J'ai vu ce documentaire, il est excellent. Je pense que rien ne sera jamais aussi punk que le punk. Peut-être le rap dans une certaine mesure. Je pense que la culture de la musique de danse était plus punk et avait plus de sens des années 90 au début des années 2000. Malheureusement, tout a été commercialisé maintenant. Cela semble beaucoup plus axé sur l'argent, ce que je comprends, surtout à l'époque où nous vivons, cependant je pense que la culture de la musique de danse a un peu perdu de sa magie.

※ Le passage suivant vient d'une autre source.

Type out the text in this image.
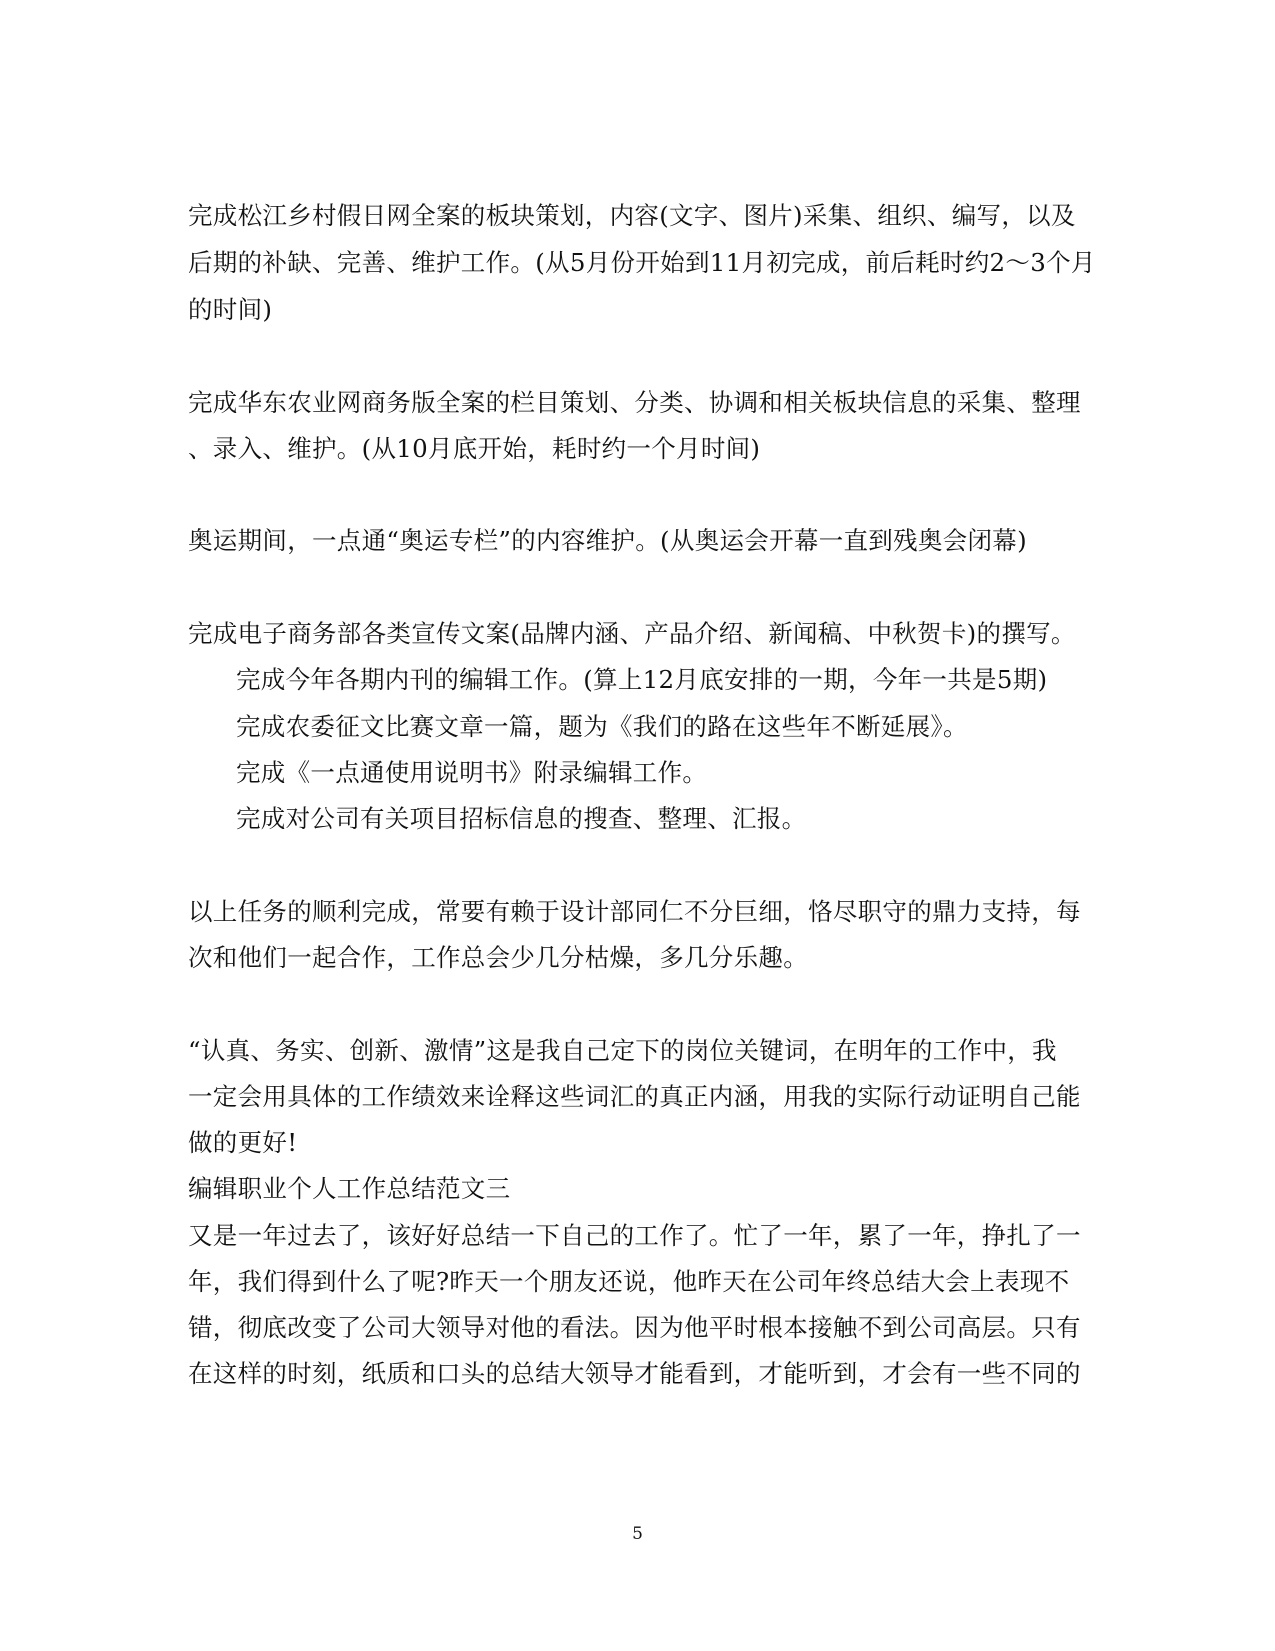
完成松江乡村假日网全案的板块策划，内容(文字、图片)采集、组织、编写，以及
后期的补缺、完善、维护工作。(从5月份开始到11月初完成，前后耗时约2～3个月
的时间)
完成华东农业网商务版全案的栏目策划、分类、协调和相关板块信息的采集、整理
、录入、维护。(从10月底开始，耗时约一个月时间)
奥运期间，一点通“奥运专栏”的内容维护。(从奥运会开幕一直到残奥会闭幕)
完成电子商务部各类宣传文案(品牌内涵、产品介绍、新闻稿、中秋贺卡)的撰写。
完成今年各期内刊的编辑工作。(算上12月底安排的一期，今年一共是5期)
完成农委征文比赛文章一篇，题为《我们的路在这些年不断延展》。
完成《一点通使用说明书》附录编辑工作。
完成对公司有关项目招标信息的搜查、整理、汇报。
以上任务的顺利完成，常要有赖于设计部同仁不分巨细，恪尽职守的鼎力支持，每
次和他们一起合作，工作总会少几分枯燥，多几分乐趣。
“认真、务实、创新、激情”这是我自己定下的岗位关键词，在明年的工作中，我
一定会用具体的工作绩效来诠释这些词汇的真正内涵，用我的实际行动证明自己能
做的更好!
编辑职业个人工作总结范文三
又是一年过去了，该好好总结一下自己的工作了。忙了一年，累了一年，挣扎了一
年，我们得到什么了呢?昨天一个朋友还说，他昨天在公司年终总结大会上表现不
错，彻底改变了公司大领导对他的看法。因为他平时根本接触不到公司高层。只有
在这样的时刻，纸质和口头的总结大领导才能看到，才能听到，才会有一些不同的
5
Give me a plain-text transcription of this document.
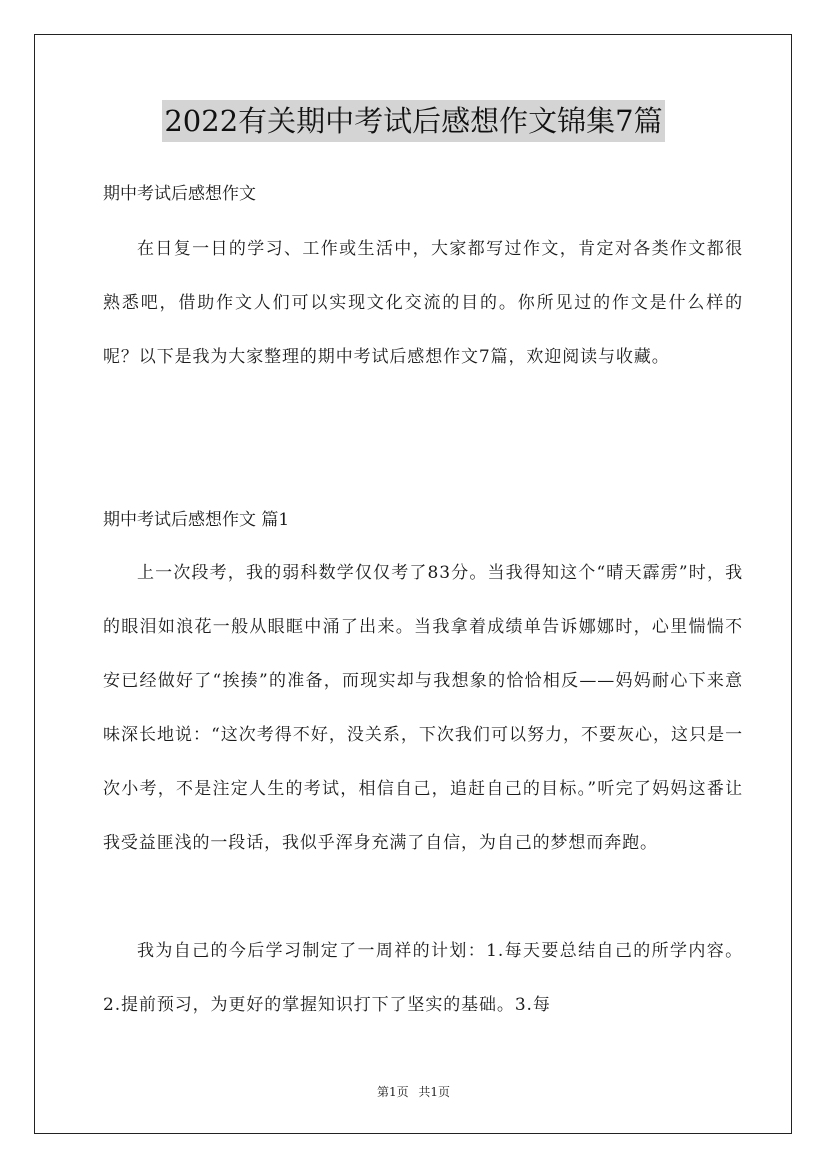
2022有关期中考试后感想作文锦集7篇
期中考试后感想作文

在日复一日的学习、工作或生活中，大家都写过作文，肯定对各类作文都很熟悉吧，借助作文人们可以实现文化交流的目的。你所见过的作文是什么样的呢？以下是我为大家整理的期中考试后感想作文7篇，欢迎阅读与收藏。

期中考试后感想作文 篇1

上一次段考，我的弱科数学仅仅考了83分。当我得知这个“晴天霹雳”时，我的眼泪如浪花一般从眼眶中涌了出来。当我拿着成绩单告诉娜娜时，心里惴惴不安已经做好了“挨揍”的准备，而现实却与我想象的恰恰相反——妈妈耐心下来意味深长地说：“这次考得不好，没关系，下次我们可以努力，不要灰心，这只是一次小考，不是注定人生的考试，相信自己，追赶自己的目标。”听完了妈妈这番让我受益匪浅的一段话，我似乎浑身充满了自信，为自己的梦想而奔跑。

我为自己的今后学习制定了一周祥的计划：1.每天要总结自己的所学内容。2.提前预习，为更好的掌握知识打下了坚实的基础。3.每

第1页 共1页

Oui, le son et la production n'ont jamais été aussi bons, mais les années 90 avaient cet esprit libre. Si vous avez vécu la culture rave dans les années 90, vous avez eu de la chance.
Votre frère Liam est votre DJ et partenaire musical. Comment cela s'est-il passé ? Était-il toujours partant ? Comment influence-t-il le son d'Ev ?
Sans Liam, il n'y aurait pas non plus d'Ev. Très tôt, il m'a fait découvrir toutes sortes de dance et de rap. Il m'a fait connaître The Prodigy, Chase and Status, Skepta, Mike Skinner. Pouvoir faire le tour du monde avec lui en tant que DJ, c'est vraiment un rêve devenu réalité. De chanter dans notre salon quand nous étions enfants à faire vibrer des raves à travers l'Europe, honnêtement, je ne voudrais faire ça avec personne d'autre. En plus, étant frères, l'alchimie sur scène est irréelle. C'est mon meilleur ami, le meilleur partenaire de boisson et un type génial en général. Un grand merci à Liam. Sans lui, le spectacle ne continue pas.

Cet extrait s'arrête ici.